Ms. Sanders next contends that the ALJ erred in finding that Ms. Sanders was not credible because the records show that “her condition had improved over time, with regular counseling and medication, despite her continued complaints of depressive symptoms.” (AR 20). Ms. Sanders argues that the record shows that her condition had not improved. The ALJ cited treatment notes in the record in which Ms. Sanders reported that her condition was improving, including treatment notes from November 2009 in which Ms. Sanders reported that she had been “fine” and had been sleeping six hours per night. (AR 19). The ALJ also noted that Ms. Sanders also reported being “much less depressed” with “no auditory hallucinations and controlled anxiety.” (AR 19). The ALJ noted that in December 2009, Ms. Sanders reported improvement in her depressive symptoms with “increased energy and motivation, fewer episodes of crying, minimal stress, manageable anxiety, and a greater range of activities of daily living.” (AR 19). Based on a review of the record evidence cited by the ALJ and the record as a whole, it wasn’t unreasonable or “patently wrong” for the ALJ to conclude that Ms. Sanders’s condition was not as dire as she contended in light of her statements that prescribed treatments were effective.
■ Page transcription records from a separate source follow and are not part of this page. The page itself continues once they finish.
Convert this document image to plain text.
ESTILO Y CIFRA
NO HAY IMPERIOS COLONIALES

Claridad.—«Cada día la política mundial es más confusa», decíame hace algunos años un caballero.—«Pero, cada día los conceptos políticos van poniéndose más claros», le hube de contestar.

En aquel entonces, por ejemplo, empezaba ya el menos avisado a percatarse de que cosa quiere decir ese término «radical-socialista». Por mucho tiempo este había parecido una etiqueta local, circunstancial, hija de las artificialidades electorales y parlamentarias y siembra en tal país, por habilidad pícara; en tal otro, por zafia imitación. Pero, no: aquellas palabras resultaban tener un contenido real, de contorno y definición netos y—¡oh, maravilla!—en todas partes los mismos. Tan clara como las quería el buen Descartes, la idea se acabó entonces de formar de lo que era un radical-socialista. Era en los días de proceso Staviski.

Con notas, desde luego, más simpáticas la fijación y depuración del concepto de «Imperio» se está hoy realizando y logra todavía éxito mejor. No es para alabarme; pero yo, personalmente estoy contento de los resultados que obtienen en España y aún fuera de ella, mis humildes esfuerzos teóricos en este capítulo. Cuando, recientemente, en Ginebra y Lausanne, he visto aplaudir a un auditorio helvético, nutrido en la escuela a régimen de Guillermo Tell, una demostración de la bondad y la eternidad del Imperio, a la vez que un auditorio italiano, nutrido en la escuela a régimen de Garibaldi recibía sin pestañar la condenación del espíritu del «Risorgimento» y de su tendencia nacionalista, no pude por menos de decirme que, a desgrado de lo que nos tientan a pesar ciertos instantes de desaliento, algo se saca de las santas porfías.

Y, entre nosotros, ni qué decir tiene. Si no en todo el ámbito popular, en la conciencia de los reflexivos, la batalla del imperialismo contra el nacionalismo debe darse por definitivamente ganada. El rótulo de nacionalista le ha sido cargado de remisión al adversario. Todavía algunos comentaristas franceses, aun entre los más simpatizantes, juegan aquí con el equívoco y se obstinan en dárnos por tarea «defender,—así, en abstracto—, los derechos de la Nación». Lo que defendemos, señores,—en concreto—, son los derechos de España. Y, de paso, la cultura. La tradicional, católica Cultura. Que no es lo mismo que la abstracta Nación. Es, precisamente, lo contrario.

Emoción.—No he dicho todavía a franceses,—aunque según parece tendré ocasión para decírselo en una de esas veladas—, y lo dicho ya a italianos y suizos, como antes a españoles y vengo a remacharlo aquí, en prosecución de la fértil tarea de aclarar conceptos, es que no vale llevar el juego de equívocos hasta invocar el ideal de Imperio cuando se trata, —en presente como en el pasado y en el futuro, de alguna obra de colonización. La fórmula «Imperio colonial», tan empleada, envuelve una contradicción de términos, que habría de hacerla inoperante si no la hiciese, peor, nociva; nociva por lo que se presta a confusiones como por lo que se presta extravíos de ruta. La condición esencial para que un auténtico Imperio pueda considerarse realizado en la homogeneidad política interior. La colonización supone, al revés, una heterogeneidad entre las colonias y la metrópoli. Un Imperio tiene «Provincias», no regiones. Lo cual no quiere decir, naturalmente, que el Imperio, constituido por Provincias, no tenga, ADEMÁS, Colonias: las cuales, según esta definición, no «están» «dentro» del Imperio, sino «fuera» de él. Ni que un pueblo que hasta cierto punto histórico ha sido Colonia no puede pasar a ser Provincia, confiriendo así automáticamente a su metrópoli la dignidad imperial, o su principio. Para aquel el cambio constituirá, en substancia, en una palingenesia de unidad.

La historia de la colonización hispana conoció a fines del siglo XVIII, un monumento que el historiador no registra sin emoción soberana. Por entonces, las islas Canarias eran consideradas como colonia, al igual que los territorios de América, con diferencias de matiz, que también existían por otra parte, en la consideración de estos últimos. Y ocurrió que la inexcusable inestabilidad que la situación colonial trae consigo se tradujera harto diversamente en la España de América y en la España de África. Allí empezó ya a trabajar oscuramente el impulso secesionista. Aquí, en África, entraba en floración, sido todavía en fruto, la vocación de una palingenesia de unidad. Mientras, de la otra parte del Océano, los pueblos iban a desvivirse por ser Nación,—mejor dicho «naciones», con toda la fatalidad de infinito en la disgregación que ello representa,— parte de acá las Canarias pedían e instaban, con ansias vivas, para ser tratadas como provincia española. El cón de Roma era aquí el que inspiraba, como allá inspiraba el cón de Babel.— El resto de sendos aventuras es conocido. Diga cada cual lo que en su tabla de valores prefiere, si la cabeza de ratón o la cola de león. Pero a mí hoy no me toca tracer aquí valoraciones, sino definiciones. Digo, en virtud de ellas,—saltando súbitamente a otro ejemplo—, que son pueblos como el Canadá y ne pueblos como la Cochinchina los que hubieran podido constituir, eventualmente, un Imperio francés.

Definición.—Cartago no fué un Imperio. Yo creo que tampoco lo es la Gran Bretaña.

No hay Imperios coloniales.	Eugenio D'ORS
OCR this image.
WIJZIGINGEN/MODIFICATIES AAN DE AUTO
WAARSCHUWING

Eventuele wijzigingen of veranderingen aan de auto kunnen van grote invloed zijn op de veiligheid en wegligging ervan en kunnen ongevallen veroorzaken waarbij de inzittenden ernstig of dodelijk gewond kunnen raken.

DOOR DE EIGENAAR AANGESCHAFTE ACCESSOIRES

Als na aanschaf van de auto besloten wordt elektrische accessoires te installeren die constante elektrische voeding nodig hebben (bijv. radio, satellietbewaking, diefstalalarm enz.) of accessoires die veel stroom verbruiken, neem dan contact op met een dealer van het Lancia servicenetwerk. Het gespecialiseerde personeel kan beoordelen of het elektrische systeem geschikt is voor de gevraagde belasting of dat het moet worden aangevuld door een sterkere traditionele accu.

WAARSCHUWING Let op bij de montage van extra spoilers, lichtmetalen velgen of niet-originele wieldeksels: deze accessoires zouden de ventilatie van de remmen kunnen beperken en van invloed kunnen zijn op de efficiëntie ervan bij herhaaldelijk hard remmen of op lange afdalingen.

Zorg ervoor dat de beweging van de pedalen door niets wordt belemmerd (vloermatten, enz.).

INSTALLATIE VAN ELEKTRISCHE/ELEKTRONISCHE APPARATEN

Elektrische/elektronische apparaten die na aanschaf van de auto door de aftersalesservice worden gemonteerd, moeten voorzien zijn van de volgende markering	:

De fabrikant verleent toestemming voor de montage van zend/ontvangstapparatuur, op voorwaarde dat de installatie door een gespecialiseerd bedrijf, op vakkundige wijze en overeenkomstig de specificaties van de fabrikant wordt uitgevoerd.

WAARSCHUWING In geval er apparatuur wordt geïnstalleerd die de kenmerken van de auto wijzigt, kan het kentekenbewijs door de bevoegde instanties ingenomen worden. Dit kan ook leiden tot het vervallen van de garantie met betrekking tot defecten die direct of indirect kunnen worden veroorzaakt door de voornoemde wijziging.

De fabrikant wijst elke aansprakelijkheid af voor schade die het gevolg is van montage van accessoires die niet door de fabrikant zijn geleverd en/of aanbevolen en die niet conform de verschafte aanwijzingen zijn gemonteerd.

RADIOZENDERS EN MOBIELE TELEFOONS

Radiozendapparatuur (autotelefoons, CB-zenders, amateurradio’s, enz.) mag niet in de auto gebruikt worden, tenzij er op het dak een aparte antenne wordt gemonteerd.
Next, Ms. Sanders contends that the ALJ improperly discounted her credibility because she hadn’t been hospitalized for her mental impairment. Under SSR 96-7p, an ALJ may consider the type of treatment the claimant has received when assessing the claimant’s credibility. The ALJ didn’t err when he considered that no physician had treated Ms. Sanders’s depression with hospitalization. See Connour v. Barnhart, 42 Fed.Appx. 823 (7th Cir.2002) (approving ALJ’s consideration that claimant had never been hospitalized for alleged back condition, among other considerations, in assessing claimant’s credibility).
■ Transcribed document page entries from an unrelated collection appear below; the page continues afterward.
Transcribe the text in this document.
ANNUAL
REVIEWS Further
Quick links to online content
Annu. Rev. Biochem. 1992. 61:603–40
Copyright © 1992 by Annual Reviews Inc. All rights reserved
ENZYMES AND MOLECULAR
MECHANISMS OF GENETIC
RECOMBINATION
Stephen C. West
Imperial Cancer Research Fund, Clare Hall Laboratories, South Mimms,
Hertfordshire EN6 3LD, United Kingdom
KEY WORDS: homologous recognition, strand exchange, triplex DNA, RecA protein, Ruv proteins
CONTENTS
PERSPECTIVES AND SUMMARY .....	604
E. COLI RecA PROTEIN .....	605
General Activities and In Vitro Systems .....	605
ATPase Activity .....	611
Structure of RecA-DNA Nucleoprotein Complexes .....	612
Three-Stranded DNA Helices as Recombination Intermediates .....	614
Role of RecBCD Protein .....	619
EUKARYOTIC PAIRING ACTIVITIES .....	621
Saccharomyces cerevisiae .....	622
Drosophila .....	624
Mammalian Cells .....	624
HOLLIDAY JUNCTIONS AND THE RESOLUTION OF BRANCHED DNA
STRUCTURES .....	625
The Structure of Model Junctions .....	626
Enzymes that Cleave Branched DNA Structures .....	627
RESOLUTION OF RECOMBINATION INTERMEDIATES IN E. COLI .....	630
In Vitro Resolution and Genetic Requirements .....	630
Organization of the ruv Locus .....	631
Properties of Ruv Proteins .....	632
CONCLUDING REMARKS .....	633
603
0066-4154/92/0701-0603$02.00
Finally, Ms. Sanders argues that the ALJ erred in concluding that Ms. Sanders had “acknowledge^] that Celexa has been fairly effective in controlling her psychological symptoms.” (AR 20). Ms. Sanders contends this finding isn’t a fair characterization of the evidence. The court disagrees; this characterization of the record evidence is reasonable. Ms. Sanders testified at her hearing that Celexa was “helping,” (AR 69) and Dr. Kang’s treatment notes indicate that after he put Ms. Sanders on Celexa she reported that her condition was “better” with “less crying or sad feeling” (AR 425, 430).
IV. Conclusion
The Commissioner’s denial of benefits is REVERSED and this case is REMANDED with instructions to return the matter to the Social Security Administration for further proceedings consistent with this opinion.
IT IS SO ORDERED.
. Dysthymic disorder is a chronic type of depression in which a person's moods are regularly low. American Psychiatric Association, DIAGNOSTIC AND STATISTICAL MANUAL OF MENTAL DISORDERS § 300.4 (4th ed„ Text Rev. 2000) O'DSM-IV”).
. Ms. Sanders also argues that the ALJ didn’t sufficiently discount the opinions of Drs. Gange and Kladder because they rendered opinions before Ms. Sanders sought treatment for her depression. (Doc. No. 17 at 12). The ALJ noted that he considered the fact that Drs. Gange and Kladder rendered opinions before Ms. Sanders's treatment. (AR 17).